As a longtime northern NJ resident, all of my Manhattan visits were leisure/pleasure. No schedule. The late NYC chronicler Joseph Mitchell reminded us that the city is at its best when roamed sans itinerary or agenda.
Fantastic article.
Reawakened fond memories of halcyon days.
ASA
The 1951 Chevrolet Styleline Deluxe Woodie Wagon is so classic. I have seen a couple down here in Palm Beach at Polo Matches. Many of ad men had missed the 6:06 to a later train that you had to change in Stamford because they could’t pull themselves away from the Yale Club bar which was across from Grand Central
Please, America. Bring this back. Bring civility back. Bring charm, class, and manners back.
– Cordially
A wonderful, beautifully written, reminiscence. Written so well that I thought that I was enjoying the whole experience with you and making me jealous that I was not. After law school, over 35 years ago, I passed the CT bar thinking that my future would be commuting to the city from CT and enjoying clubs after work. But that life no longer existed by the time I got there. I actually never returned to CT after being sworn in, instead finding my career commuting to Philadelphia from New Jersey, which never lived up to the dream.

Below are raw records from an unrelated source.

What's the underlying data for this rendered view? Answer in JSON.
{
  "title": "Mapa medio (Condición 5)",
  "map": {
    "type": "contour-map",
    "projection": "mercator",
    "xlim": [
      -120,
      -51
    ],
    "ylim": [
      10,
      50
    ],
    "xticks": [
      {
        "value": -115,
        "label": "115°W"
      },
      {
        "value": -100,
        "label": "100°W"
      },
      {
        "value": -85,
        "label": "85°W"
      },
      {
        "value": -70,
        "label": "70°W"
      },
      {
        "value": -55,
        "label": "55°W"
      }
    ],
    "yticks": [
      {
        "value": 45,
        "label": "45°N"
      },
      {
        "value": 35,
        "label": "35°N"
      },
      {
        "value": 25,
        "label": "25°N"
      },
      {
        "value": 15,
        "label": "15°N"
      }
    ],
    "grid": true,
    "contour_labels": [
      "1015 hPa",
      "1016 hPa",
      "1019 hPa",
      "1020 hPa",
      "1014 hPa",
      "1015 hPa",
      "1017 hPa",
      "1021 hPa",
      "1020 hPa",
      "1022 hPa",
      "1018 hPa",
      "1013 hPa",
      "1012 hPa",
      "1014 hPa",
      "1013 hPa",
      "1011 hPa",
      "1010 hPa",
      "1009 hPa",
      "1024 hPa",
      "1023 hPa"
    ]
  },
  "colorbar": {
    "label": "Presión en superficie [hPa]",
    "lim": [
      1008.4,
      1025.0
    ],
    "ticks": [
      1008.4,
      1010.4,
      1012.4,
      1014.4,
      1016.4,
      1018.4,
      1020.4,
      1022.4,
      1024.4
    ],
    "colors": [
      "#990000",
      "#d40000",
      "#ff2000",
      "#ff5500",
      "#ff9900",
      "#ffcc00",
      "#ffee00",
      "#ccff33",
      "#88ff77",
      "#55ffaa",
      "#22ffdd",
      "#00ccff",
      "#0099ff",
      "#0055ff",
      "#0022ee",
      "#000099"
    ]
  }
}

I recommend the following tried-and-true pre-train routine: after a full day of work or play, go to the Yale Club; after a good warmup, put on the gloves for a few rounds of some harder-than-you-intended sparring with a trainer or fellow club member; repair to the steam room to nurse your (real or perceived) injuries; shower and then dowse yourself with the products the YC locker room provides (splash Clubman Bay Rum or Lime all over your body, sprinkle baby powder everywhere; spritz your pits with Right Guard, drown your hair in Vitalis); go down to the Main Lounge for the incomparable YC martini, sipped while reading all the daily papers (tabloids as well as the Times); stroll over to Grand Central and get on the train to your destination of choice in Connecticut. Trust me, this is good for what ails you.